Soe Hok Gie adalah profil cendekiawan yang selalu gelisah menyaksikan berbagai hiruk pikuk zaman yang selalu menjadikan rakyat sebagai korban. Sayang ia meninggal dalam usia yang masih sangat muda, 27 tahun karena terkena serangan asap beracun dalam pendakian tunggal di Gunung Semeru pada 16 Desember 1969. Beliau meninggal dalam pangkuan salah seorang sahabatnya Herman Lantang yang menyusul melakukan pendakian setelah pulang dari Kalimantan mengadakan penelitian. Ada yang mengatakan Soe Hok Gie sebetulnya meninggal karena dibunuh oleh salah satu intelejen Soeharto karena terlalu kritis dan tulisannya yang berjudul Makar G 30 S / PKI dan Akibatnya pada Simpatisan PKI yang tidak secara langsung menyerang Soeharto sebagai PangKoptamtib kala itu

Sebelum meninggal, ia sempat tercatat sebagai staf pengajar di FSUI. Beberapa kumpulan tulisannya yang sudah dibukukan antara lain yaitu Catatan Seorang Demonstran ( LP3ES), Zaman Peralihan ( Bentang ) , dan skripsinya di tingkat sarjana juga telah dibukukan dengan judul Orang – Orang di Persimpangan Kiri Jalan (Bentang)

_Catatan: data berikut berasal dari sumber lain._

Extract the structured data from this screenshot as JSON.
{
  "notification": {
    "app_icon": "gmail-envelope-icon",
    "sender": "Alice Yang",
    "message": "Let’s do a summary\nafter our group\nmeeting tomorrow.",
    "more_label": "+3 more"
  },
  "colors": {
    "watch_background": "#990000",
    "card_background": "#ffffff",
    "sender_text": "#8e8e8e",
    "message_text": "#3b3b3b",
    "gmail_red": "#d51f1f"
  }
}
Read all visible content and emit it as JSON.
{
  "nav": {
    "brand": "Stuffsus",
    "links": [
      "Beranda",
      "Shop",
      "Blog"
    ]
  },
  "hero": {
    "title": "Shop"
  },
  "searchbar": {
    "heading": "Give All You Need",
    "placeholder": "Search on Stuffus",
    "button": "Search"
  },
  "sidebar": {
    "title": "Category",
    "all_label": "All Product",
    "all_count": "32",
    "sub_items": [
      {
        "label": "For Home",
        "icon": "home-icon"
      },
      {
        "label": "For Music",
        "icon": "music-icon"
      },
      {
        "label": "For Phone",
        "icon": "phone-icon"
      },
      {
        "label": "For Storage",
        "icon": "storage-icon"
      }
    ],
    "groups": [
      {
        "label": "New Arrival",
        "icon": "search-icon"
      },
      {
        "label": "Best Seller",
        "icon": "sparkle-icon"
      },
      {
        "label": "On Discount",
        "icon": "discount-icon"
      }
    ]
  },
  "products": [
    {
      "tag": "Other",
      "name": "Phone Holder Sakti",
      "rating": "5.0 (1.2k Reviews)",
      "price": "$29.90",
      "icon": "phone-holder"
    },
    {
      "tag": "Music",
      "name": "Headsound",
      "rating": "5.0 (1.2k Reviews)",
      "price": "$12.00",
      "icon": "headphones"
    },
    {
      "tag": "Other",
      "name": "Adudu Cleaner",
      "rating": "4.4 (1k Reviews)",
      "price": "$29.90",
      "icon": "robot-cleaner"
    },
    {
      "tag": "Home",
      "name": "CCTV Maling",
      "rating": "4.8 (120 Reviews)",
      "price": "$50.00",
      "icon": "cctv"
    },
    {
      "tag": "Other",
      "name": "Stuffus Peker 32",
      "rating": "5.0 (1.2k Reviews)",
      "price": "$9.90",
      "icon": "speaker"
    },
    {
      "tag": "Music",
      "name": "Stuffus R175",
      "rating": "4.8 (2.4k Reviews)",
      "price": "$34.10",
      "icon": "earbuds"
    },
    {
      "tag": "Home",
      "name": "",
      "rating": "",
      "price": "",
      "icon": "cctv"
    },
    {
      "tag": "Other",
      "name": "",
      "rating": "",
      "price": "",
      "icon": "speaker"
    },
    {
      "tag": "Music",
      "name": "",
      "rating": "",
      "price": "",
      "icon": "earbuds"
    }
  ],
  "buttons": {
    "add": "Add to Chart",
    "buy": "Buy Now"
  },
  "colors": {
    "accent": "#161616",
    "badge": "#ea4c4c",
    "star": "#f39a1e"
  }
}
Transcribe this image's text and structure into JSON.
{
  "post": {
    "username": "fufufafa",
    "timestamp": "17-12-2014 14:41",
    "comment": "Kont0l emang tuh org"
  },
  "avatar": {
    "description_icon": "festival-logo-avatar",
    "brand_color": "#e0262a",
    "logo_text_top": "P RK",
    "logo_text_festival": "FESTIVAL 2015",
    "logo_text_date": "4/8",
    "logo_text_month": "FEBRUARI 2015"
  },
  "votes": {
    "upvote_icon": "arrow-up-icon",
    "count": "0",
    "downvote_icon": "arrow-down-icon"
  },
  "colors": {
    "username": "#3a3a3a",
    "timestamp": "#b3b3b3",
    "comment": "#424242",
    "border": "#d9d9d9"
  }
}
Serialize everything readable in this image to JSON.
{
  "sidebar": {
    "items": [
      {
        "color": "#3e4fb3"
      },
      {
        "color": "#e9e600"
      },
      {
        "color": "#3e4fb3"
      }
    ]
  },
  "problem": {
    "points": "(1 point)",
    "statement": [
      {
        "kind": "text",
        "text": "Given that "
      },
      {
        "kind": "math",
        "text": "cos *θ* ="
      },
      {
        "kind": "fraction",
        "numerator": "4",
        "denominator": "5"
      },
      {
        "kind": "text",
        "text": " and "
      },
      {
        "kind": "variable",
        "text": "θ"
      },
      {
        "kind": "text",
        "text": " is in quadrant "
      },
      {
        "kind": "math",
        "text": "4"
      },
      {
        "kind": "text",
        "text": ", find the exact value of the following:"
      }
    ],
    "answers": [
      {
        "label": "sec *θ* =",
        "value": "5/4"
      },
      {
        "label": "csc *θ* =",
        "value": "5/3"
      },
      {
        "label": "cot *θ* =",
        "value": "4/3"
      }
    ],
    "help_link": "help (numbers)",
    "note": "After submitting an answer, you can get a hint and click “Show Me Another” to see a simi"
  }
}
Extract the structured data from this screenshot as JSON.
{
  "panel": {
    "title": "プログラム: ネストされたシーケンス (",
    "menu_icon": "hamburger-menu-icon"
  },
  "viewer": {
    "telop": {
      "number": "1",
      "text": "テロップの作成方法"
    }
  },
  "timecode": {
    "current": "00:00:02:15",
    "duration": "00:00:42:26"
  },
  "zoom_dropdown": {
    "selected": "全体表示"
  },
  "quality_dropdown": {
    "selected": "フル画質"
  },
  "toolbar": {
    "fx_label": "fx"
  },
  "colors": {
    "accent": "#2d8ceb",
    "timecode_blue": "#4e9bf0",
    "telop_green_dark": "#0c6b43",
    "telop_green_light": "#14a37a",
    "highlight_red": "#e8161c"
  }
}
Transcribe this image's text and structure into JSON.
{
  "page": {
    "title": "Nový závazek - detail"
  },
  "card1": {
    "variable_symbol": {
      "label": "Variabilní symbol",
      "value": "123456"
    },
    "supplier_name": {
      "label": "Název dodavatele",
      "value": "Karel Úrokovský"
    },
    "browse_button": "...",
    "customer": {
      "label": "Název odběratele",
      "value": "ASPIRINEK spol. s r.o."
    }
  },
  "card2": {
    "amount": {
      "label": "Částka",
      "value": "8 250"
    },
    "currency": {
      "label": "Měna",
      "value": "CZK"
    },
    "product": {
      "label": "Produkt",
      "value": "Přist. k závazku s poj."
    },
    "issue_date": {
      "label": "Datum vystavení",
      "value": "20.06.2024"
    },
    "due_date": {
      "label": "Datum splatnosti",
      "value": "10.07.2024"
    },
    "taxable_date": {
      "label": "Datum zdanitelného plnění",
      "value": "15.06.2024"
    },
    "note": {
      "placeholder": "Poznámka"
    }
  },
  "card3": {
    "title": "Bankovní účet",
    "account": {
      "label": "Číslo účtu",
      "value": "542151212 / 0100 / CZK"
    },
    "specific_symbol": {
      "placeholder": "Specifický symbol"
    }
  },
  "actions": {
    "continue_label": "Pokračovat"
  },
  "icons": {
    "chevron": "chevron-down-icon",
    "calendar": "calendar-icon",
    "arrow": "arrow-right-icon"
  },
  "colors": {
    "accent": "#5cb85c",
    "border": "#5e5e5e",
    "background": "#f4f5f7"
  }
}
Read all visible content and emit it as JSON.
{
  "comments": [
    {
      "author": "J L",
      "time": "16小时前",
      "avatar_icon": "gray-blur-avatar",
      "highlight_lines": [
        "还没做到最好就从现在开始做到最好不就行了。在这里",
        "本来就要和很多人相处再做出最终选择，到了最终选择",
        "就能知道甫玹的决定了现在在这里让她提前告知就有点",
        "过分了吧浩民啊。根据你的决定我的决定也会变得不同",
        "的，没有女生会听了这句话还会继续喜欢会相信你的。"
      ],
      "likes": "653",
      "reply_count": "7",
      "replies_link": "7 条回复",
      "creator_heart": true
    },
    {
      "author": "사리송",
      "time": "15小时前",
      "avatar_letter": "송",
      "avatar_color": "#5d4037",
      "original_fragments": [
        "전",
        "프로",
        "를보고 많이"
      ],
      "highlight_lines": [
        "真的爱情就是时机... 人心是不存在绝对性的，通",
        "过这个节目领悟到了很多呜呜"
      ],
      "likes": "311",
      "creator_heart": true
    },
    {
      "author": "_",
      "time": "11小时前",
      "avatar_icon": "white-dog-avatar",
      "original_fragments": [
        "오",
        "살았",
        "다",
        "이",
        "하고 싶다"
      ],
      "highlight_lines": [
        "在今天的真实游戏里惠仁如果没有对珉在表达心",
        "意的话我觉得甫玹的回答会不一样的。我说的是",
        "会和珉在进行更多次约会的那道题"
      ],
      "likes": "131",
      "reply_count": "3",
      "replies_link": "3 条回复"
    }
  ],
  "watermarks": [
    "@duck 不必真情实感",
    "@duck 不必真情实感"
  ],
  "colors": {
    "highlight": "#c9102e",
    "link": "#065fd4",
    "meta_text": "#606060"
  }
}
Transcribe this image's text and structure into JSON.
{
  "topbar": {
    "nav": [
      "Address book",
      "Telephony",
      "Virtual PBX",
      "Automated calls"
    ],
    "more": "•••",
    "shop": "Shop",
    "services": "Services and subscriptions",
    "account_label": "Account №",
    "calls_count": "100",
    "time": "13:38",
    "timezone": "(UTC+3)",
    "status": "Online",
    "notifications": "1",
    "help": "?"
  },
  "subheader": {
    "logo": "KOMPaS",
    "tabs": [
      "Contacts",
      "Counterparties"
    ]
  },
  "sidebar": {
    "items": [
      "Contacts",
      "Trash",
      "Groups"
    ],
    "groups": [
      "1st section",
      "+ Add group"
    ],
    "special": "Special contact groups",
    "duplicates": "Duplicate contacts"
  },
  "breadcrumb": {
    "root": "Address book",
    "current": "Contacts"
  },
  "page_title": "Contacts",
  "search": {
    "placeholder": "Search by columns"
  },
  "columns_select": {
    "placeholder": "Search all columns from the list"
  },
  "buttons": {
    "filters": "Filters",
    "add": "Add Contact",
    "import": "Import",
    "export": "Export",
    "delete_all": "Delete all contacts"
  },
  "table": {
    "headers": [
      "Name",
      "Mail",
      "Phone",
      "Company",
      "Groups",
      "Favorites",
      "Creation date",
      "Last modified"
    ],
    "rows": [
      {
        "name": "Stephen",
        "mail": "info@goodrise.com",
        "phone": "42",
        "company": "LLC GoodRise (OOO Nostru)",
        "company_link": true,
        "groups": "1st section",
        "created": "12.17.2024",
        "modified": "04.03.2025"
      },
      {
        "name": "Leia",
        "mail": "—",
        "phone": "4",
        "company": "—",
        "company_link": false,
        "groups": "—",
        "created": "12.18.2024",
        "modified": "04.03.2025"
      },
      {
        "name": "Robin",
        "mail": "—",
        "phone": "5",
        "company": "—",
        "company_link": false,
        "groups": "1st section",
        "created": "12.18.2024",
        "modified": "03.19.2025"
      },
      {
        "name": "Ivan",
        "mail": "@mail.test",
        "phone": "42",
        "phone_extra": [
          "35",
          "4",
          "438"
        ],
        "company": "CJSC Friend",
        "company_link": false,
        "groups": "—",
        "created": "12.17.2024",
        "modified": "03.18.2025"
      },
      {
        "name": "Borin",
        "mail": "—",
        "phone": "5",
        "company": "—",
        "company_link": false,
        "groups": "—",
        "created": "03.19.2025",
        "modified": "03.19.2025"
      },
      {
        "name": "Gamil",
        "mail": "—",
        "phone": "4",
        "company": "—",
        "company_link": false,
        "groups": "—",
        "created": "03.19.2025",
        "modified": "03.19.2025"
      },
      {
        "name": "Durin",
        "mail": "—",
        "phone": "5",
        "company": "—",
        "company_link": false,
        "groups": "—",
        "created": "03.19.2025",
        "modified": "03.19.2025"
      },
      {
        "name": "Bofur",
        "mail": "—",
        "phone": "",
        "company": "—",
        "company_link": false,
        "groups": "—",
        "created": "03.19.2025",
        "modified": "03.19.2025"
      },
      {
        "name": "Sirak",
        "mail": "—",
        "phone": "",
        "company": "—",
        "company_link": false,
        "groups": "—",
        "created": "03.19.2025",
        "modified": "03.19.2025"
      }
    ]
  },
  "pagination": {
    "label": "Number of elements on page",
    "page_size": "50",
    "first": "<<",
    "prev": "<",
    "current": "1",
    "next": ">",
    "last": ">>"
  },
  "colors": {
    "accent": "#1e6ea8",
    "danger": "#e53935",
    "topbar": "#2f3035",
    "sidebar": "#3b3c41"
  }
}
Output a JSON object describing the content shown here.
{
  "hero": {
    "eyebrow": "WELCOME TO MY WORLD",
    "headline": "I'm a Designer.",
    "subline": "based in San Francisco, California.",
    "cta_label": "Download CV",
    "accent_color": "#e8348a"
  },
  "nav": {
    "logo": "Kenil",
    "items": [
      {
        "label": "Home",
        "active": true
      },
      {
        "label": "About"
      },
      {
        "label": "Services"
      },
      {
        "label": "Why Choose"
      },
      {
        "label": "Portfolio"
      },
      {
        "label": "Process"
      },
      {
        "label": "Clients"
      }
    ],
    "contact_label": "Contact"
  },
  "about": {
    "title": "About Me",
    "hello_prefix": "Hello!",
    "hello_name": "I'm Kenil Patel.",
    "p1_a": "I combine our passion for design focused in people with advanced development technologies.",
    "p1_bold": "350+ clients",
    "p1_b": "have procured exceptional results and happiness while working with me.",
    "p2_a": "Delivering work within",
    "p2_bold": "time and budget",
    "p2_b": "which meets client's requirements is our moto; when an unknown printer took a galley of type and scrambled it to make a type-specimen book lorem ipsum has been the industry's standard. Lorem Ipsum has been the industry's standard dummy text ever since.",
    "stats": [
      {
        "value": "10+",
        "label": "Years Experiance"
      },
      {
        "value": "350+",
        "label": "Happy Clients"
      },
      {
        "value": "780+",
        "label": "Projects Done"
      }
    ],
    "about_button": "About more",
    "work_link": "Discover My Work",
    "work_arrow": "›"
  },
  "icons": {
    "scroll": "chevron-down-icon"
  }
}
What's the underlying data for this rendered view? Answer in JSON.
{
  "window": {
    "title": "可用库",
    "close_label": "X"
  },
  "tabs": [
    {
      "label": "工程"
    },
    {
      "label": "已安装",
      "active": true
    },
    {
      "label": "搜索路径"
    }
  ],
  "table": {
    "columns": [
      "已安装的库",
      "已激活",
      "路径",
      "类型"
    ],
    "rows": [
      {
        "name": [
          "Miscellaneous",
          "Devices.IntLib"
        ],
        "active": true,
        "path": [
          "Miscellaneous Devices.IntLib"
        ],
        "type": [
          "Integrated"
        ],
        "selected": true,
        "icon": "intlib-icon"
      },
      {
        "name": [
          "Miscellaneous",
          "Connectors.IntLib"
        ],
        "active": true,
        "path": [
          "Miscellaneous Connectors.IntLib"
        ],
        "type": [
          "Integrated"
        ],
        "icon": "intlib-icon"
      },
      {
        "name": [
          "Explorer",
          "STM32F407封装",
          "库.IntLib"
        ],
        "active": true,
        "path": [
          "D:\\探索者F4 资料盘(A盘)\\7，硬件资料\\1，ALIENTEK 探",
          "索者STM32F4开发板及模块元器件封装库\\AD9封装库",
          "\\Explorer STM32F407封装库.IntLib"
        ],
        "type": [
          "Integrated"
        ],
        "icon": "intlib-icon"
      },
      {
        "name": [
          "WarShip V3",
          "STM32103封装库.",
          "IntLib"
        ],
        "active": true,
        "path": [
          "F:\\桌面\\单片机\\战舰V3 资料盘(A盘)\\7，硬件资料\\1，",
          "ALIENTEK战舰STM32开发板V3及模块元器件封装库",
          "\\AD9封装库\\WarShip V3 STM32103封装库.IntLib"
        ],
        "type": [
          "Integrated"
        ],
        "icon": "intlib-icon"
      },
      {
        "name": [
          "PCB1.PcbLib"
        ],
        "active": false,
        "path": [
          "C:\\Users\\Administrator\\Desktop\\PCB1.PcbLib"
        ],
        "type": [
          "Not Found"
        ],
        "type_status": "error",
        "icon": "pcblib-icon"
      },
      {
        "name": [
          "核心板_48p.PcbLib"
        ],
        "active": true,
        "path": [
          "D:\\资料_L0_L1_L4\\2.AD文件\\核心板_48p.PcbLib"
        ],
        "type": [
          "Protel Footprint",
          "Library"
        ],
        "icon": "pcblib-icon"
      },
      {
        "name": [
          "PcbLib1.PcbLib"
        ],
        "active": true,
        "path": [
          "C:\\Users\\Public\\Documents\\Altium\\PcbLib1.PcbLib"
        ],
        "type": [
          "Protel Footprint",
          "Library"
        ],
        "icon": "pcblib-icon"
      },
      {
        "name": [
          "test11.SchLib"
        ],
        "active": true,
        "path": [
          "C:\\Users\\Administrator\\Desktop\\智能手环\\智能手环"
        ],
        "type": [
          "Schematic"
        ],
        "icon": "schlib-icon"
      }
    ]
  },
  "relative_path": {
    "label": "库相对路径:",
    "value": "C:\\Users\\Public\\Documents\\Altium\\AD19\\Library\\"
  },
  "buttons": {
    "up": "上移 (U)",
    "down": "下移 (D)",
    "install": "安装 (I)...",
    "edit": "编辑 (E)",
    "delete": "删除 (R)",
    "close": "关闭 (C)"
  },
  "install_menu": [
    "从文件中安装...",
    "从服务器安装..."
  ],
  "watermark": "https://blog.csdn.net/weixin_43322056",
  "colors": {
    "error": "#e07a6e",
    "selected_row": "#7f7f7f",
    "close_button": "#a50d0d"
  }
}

Demikianlah yang dapat penulis sajikan. Semoga setelah membaca riwayat salah seorang tokoh kunci Angkatan ’66, kita dapat memahami dan menjadikannya teladan agar kita dapat merintis dan meniru menjadi mahasiswa yang kritis dan peka pada lingkungan sosial , idealis serta berwawasan luas. Kita sebagai mahasiswa jangan hanya mau berargumen dan bersosialisasi dengan sesama mahasiswa saja, tetapi bersosialisasilah dengan orang – orang disekitar yang memiliki berbagai latar belakang dan permasalahan sehingga kita menjadi tahu dan dari tahu itulah kita dapat menjadi peka dan kritis terhadap berbagai persoalan yang datang. Jangan mau kalah dengan anak MIPA, kalau anak MIPA memiliki Laboratorium sebagai tempat penelitian maka kita sebagai anak FISIP juga mempunyai Laboratorium yaitu lingkungan sosial kemasyarakatan sekeliling kita. Moga kita dapat menjadi orang yang berguna pada bangsa pada umumnya, dan masyarakat pada khususnya. HIDUP MAHASISWA!!!!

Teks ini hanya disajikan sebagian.